And give female fish a sexual identity crisis

十月 22, 1999

Female fish are being masculinised by gender-bending pollutants in rivers. The effect, which has been largely overlooked by scientists, seems to be a mirror image of the more commonly recorded feminisation of male fish by oestrogen-mimicking substances.

It has been speculated that it may even be having a hitherto unnoticed influence on humans.

A team from Samford University in Alabama, US, revealed that artificially high concentrations of a natural chemical, known as "plant cholesterol", are the most likely culprit, at a conference on environmental hormones in New Orleans on Monday.

Separate studies found freshwater fish swimming in effluent downstream from paper mills and a sugar beet processing plant had been masculinised.

Mike Howell, a professor of biology who led the Samford team, has been funded by the US government to identify the culprit.

"We know there have been feminising effects caused by chemicals that can act as oestrogens - now we are beginning to become aware of masculinising effects too," said Professor Howell.

"We have tentatively found some androgens in the water which may be responsible, though the evidence is not firm yet."

His original study, published in 1980, went unnoticed by the scientific community, which has subsequently focused its attention on environmental oestrogens.

He found that female mosquito-fish living in waters below paper mills grew an extra fin - used by males to transfer sperm during copulation - and chased normal females in a vain bid to fertilise them.

This work was recently supported by another team of scientists, who documented a case of masculinised female catfish in a stream below a sugar beet processing plant.

Professor Howell has found evidence that the chemical beta-

sitosterol, a vital component of plant cell membranes, may be responsible.
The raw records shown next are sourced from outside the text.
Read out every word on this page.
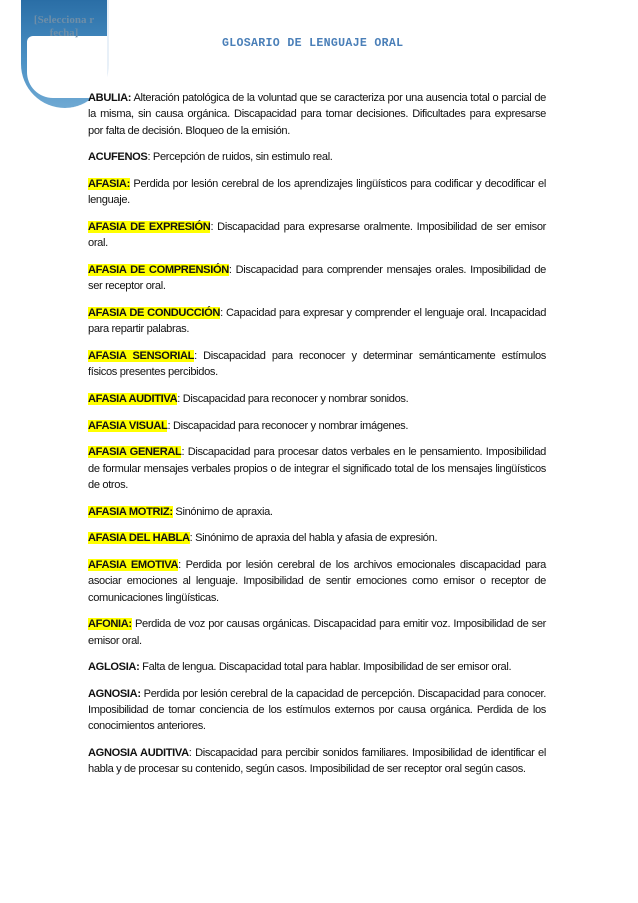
[Selecciona r fecha]
GLOSARIO DE LENGUAJE ORAL

ABULIA: Alteración patológica de la voluntad que se caracteriza por una ausencia total o parcial de la misma, sin causa orgánica. Discapacidad para tomar decisiones. Dificultades para expresarse por falta de decisión. Bloqueo de la emisión.

ACUFENOS: Percepción de ruidos, sin estimulo real.

AFASIA: Perdida por lesión cerebral de los aprendizajes lingüísticos para codificar y decodificar el lenguaje.

AFASIA DE EXPRESIÓN: Discapacidad para expresarse oralmente. Imposibilidad de ser emisor oral.

AFASIA DE COMPRENSIÓN: Discapacidad para comprender mensajes orales. Imposibilidad de ser receptor oral.

AFASIA DE CONDUCCIÓN: Capacidad para expresar y comprender el lenguaje oral. Incapacidad para repartir palabras.

AFASIA SENSORIAL: Discapacidad para reconocer y determinar semánticamente estímulos físicos presentes percibidos.

AFASIA AUDITIVA: Discapacidad para reconocer y nombrar sonidos.

AFASIA VISUAL: Discapacidad para reconocer y nombrar imágenes.

AFASIA GENERAL: Discapacidad para procesar datos verbales en le pensamiento. Imposibilidad de formular mensajes verbales propios o de integrar el significado total de los mensajes lingüísticos de otros.

AFASIA MOTRIZ: Sinónimo de apraxia.

AFASIA DEL HABLA: Sinónimo de apraxia del habla y afasia de expresión.

AFASIA EMOTIVA: Perdida por lesión cerebral de los archivos emocionales discapacidad para asociar emociones al lenguaje. Imposibilidad de sentir emociones como emisor o receptor de comunicaciones lingüísticas.

AFONIA: Perdida de voz por causas orgánicas. Discapacidad para emitir voz. Imposibilidad de ser emisor oral.

AGLOSIA: Falta de lengua. Discapacidad total para hablar. Imposibilidad de ser emisor oral.

AGNOSIA: Perdida por lesión cerebral de la capacidad de percepción. Discapacidad para conocer. Imposibilidad de tomar conciencia de los estímulos externos por causa orgánica. Perdida de los conocimientos anteriores.

AGNOSIA AUDITIVA: Discapacidad para percibir sonidos familiares. Imposibilidad de identificar el habla y de procesar su contenido, según casos. Imposibilidad de ser receptor oral según casos.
Large quantities of this ubiquitous substance had been dumped into pools in tons of paper pulp wastes and then attacked by microbes.

The bugs turned the chemical into an androgen molecule similar to the male sex hormone testosterone. This is thought to have disrupted the development of the female fish.

"By concentrating huge amounts of decaying plant material, letting it biodegrade and then allowing the products into streams, humans have created this problem. The possible effects of environmental androgens on human populations have not been studied and should be a topic of future concern," said Professor Howell.